Ci racconta dell’eroico periodo delle “cantine” romane in cui si formavano le bands negli anni ‘60 e ‘70.
Pionieristico, genuino e fecondo periodo, molto prima dell’avvento di autentiche iatture come X-Factor, in cui ci si approcciava alla musica per passione, amore, amicizia e perché no? anche per rimorchiare qualche ragazza.
Fabio Frizzi passa poi al suo approccio al cinema con la Ballata di Fantozzi fino ad arrivare all’incontro che segnò per sempre la sua vita, quello con Fulci.
Il terrorista dei generi, noto per la sua scontrosità, aveva la gran dote di saper scegliere al meglio i propri collaboratori.

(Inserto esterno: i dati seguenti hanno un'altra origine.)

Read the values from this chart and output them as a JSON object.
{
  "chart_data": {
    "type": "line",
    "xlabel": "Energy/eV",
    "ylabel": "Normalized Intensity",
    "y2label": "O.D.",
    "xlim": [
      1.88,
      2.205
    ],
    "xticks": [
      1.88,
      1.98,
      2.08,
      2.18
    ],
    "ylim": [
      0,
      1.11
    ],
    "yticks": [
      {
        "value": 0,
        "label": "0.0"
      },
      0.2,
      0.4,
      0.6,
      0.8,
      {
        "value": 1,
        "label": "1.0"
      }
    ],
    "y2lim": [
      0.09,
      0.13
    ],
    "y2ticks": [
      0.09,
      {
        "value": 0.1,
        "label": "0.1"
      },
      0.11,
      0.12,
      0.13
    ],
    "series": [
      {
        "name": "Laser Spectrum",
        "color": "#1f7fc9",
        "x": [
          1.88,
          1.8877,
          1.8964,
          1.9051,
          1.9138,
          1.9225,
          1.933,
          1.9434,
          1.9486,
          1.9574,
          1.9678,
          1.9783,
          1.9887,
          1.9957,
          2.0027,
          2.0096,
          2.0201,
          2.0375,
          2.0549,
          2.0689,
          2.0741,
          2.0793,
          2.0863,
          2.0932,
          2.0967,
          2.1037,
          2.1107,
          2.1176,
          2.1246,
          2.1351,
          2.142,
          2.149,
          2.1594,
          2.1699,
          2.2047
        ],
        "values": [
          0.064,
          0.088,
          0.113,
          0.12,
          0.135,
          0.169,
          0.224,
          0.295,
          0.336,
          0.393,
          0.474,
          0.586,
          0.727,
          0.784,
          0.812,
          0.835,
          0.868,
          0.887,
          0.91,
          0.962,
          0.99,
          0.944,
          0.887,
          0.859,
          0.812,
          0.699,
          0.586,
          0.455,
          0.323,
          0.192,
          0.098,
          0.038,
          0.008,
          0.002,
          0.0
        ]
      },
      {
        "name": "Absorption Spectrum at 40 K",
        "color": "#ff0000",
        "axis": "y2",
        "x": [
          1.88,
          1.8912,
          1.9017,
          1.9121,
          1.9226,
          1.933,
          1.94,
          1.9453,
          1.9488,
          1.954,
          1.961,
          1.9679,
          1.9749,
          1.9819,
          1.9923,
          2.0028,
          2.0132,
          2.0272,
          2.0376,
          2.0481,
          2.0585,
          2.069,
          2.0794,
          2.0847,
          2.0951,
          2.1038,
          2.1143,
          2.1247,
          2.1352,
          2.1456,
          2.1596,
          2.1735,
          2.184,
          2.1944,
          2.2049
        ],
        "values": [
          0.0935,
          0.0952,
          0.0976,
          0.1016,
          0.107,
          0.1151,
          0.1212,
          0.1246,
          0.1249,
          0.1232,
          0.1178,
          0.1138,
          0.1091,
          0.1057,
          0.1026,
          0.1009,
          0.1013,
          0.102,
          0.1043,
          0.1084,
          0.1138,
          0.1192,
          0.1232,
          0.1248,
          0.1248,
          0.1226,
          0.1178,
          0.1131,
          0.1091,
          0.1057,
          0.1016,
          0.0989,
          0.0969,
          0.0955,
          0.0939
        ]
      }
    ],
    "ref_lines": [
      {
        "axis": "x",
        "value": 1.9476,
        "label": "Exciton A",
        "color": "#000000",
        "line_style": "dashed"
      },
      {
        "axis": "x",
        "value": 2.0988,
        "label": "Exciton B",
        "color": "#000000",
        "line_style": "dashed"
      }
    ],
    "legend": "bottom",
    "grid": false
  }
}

Frizzi conferma questa caratteristica parlandoci di come Lucio apprezzasse molto il giocare con i contrasti tra una musica delicata e immagini forti.
L’esperienza fulciana indubbiamente gli diede la possibilità di sperimentare nuove vie per spiegare le immagini con i suoni articolando un percorso che si sviluppò nel corso degli anni fino a prendere la forma definitiva nel progetto Frizzi to Fulci.
Spettacolo di grande successo mondiale attraverso il quale, portando le musiche dei suoi film in tutto il mondo, Fabio – oltre a rendere un omaggio all’amico regista – ci dimostra quanto la complessità organica del racconto musicale possa vivere in una dimensione che travalichi i confini dello schermo per il quale è nato.
Applausi in piedi al maestro per il suo lavoro e la passione con cui si sforza di spiegarlo a tutti, profani per primi.
Applausi a scena aperta a Luca che ci regala un’altra perla attraverso la quale divertendoci possiamo imparare a riscoprire quel patrimonio culturale italiano quale è il cinema di genere, apprezzato in tutto il mondo… meno che in Italia.
Dai Luca, forse almeno tu riesci a farglielo capire!
Colonna sonora : Mystery’s Apotheosis (da Paura nella città dei morti viventi) di Fabio Frizzi.